Personally, I dislike brute force approaches, but if that's ok for you who
am I to argue. I would rather use a smallish number of samples, pick the
smallest, then use a optimisation algorithm like steepest descent (very
easy to code) or nonlinear conjugate gradient to find the "true" minimum in
a small number of iterations. Optimisation algorithms are local in nature,
so using an adequate number of samples to get in the vicinity of the global
minimum is paramount.
> If
> a vector_identifier is given, the point on the surface with minimal distance
> from V is stored into it.
>
> What TO DO:
>
> 1  Check if V is inside or outside the object > if outside, always returns
> 0;
> 2  Improve random number generator
Mersenne twister is what you want. Available in a number of programming
languages:
http://www.math.sci.hiroshimau.ac.jp/~mmat/MT/VERSIONS/eversions.html
> 3  Add some optimization passes.

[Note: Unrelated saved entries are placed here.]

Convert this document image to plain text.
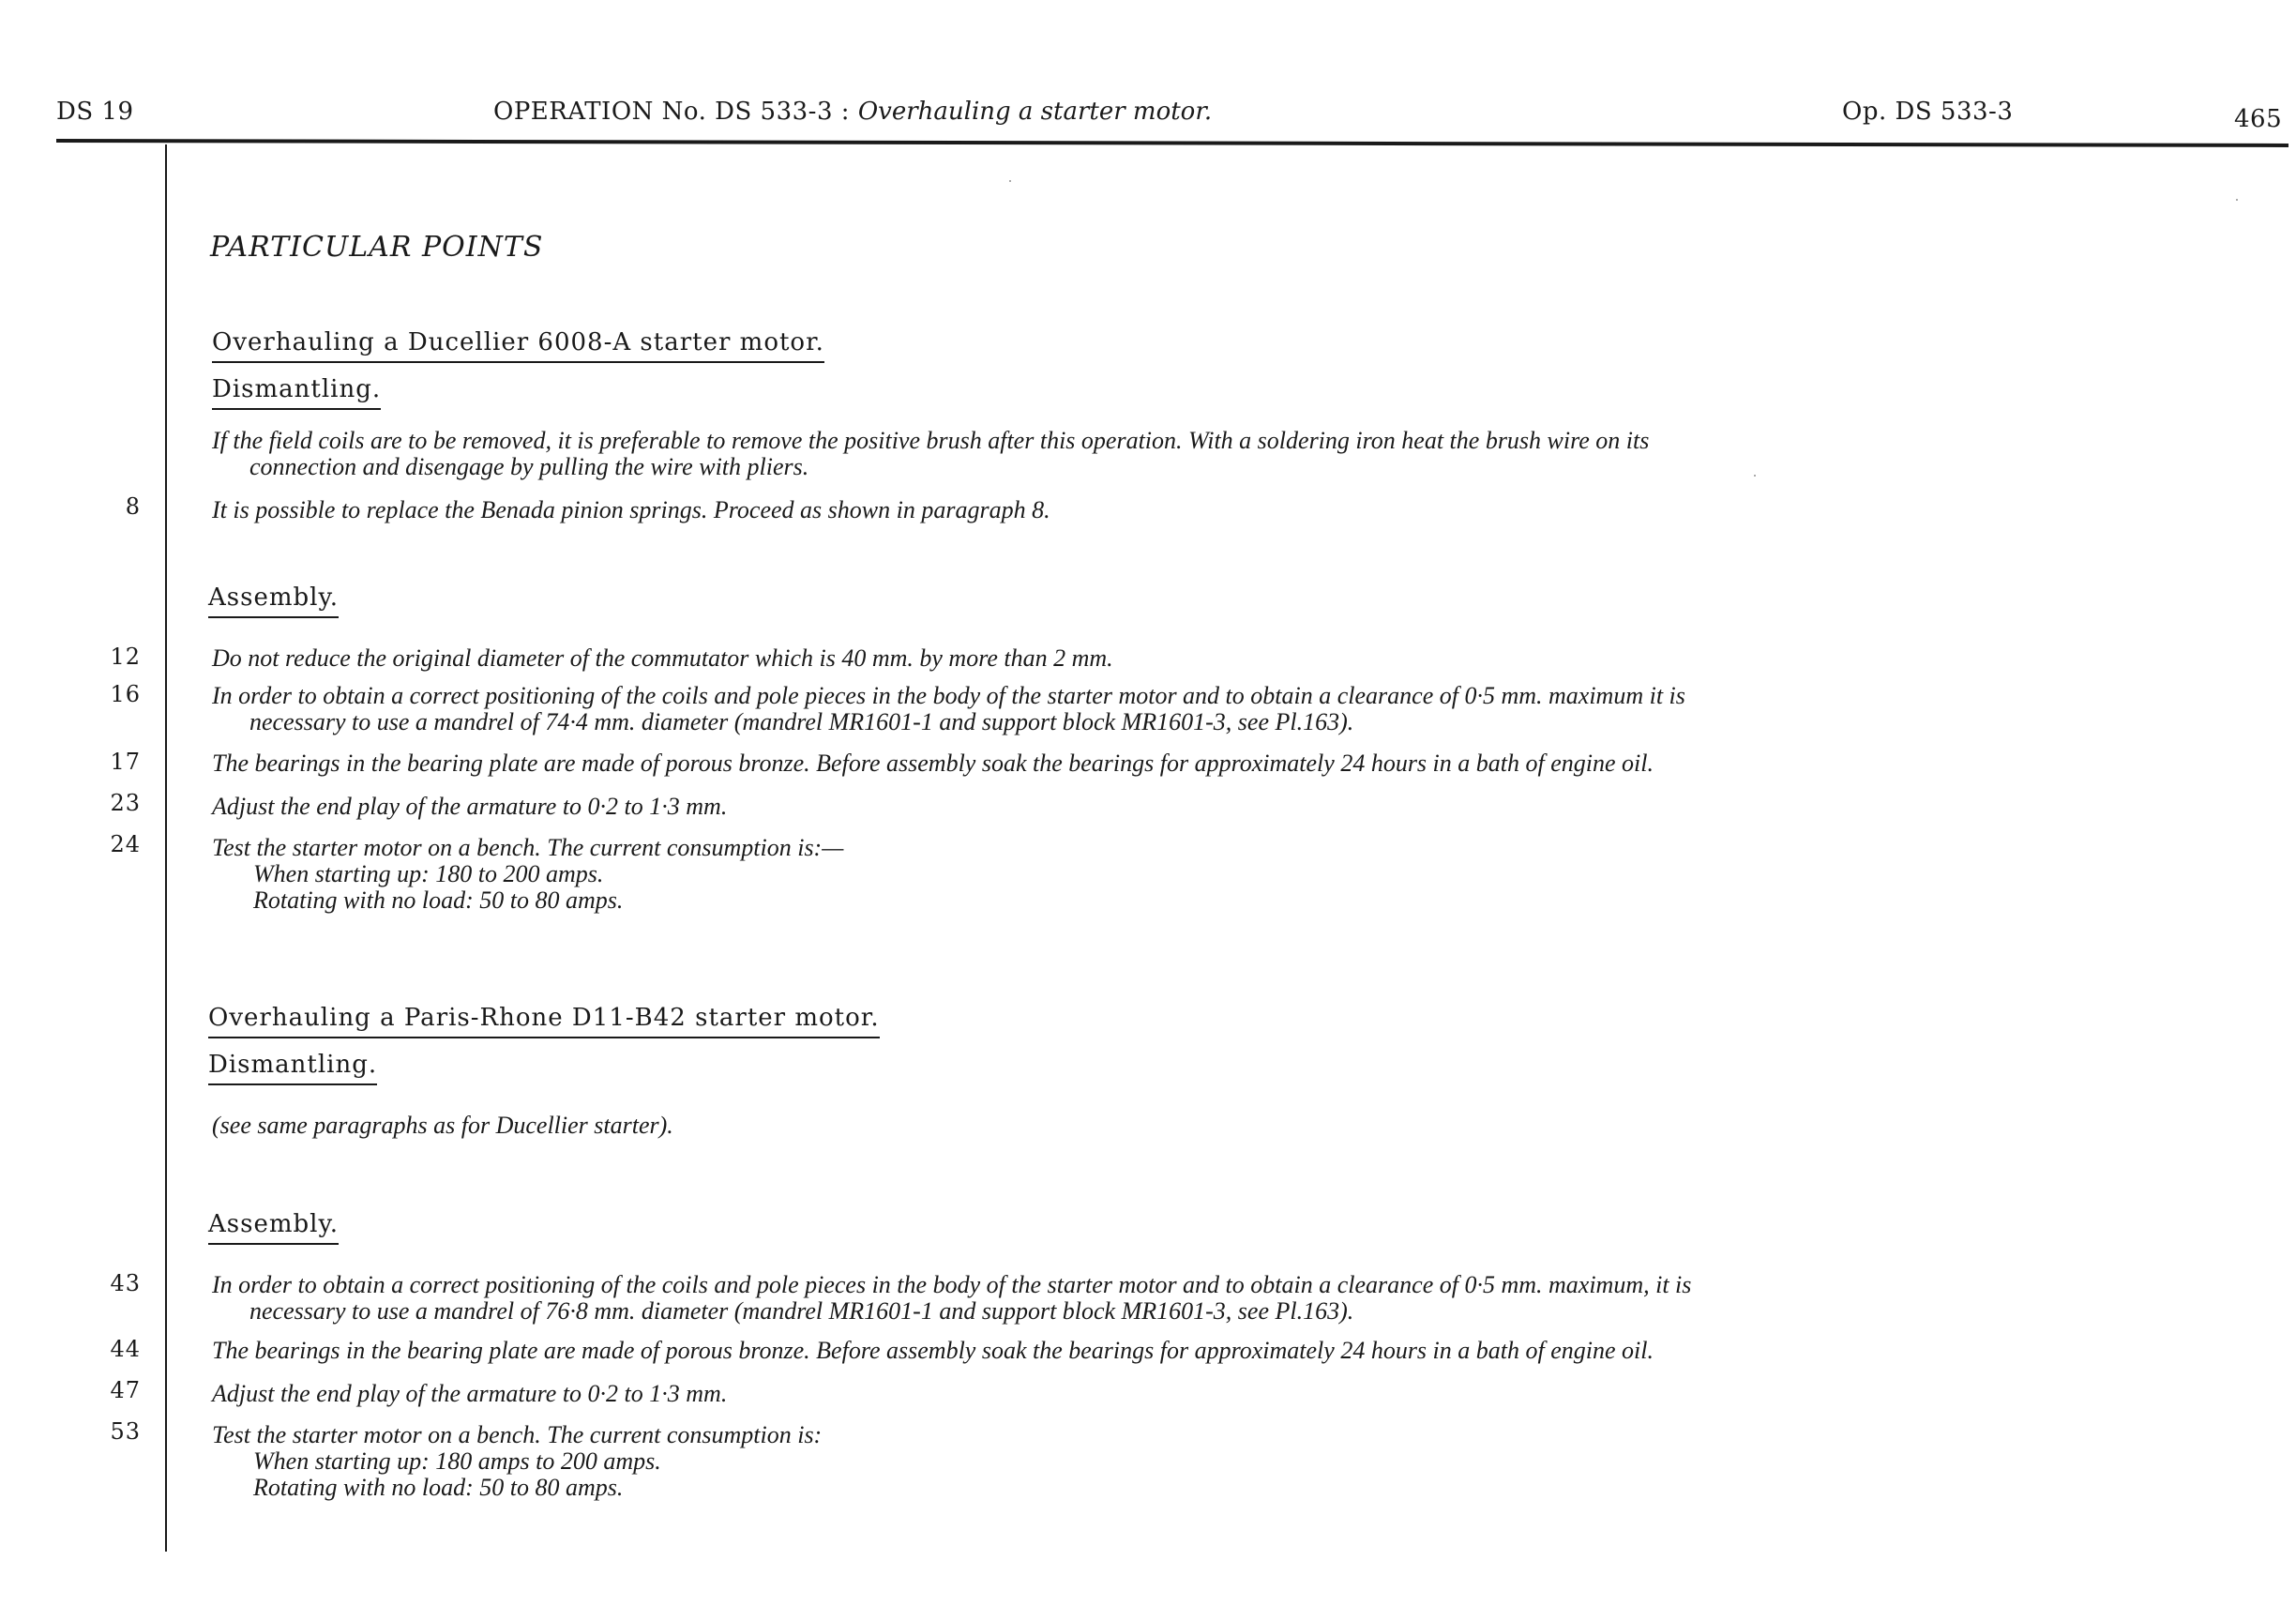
DS 19	OPERATION No. DS 533-3 : Overhauling a starter motor.	Op. DS 533-3	465
PARTICULAR POINTS
Overhauling a Ducellier 6008-A starter motor.
Dismantling.
If the field coils are to be removed, it is preferable to remove the positive brush after this operation. With a soldering iron heat the brush wire on its
connection and disengage by pulling the wire with pliers.
8	It is possible to replace the Benada pinion springs. Proceed as shown in paragraph 8.
Assembly.
12	Do not reduce the original diameter of the commutator which is 40 mm. by more than 2 mm.
16	In order to obtain a correct positioning of the coils and pole pieces in the body of the starter motor and to obtain a clearance of 0·5 mm. maximum it is
necessary to use a mandrel of 74·4 mm. diameter (mandrel MR1601-1 and support block MR1601-3, see Pl.163).
17	The bearings in the bearing plate are made of porous bronze. Before assembly soak the bearings for approximately 24 hours in a bath of engine oil.
23	Adjust the end play of the armature to 0·2 to 1·3 mm.
24	Test the starter motor on a bench. The current consumption is:—
When starting up: 180 to 200 amps.
Rotating with no load: 50 to 80 amps.
Overhauling a Paris-Rhone D11-B42 starter motor.
Dismantling.
(see same paragraphs as for Ducellier starter).
Assembly.
43	In order to obtain a correct positioning of the coils and pole pieces in the body of the starter motor and to obtain a clearance of 0·5 mm. maximum, it is
necessary to use a mandrel of 76·8 mm. diameter (mandrel MR1601-1 and support block MR1601-3, see Pl.163).
44	The bearings in the bearing plate are made of porous bronze. Before assembly soak the bearings for approximately 24 hours in a bath of engine oil.
47	Adjust the end play of the armature to 0·2 to 1·3 mm.
53	Test the starter motor on a bench. The current consumption is:
When starting up: 180 amps to 200 amps.
Rotating with no load: 50 to 80 amps.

At first step a rough minimal distance is
> found; at second step further rays are traced in a space closed to what is
> found at step 1.
> 4  Some check, for some particular / complex objects (I dont't know how to
> do it...)
>
> I haven't tested the code yet, because I'm out of Linux and with Cygwin I've
> no time to play.
>
> Now my question: could such a function be used in density functions? For
> example could I write a density function like A+B*mdistance(x, y, z)^C,
> with A, B, C real values ????
You *can* use functions to specify densities. See
http://news.povray.org/povray.advancedusers/thread/%3Cweb.46a617d4ef6472d8f75a90cb0@news.povray.org%3E/
The big problem I see with this method is that you'd have a blocky
definition to your media (at least I *think*). It might work if your
density voxels are of a size with the pixels of the final image, but that
would almost certainly mean really long parsing time to get all the
distances.
The best solution IMO is to make use of isosurfaces' threshold.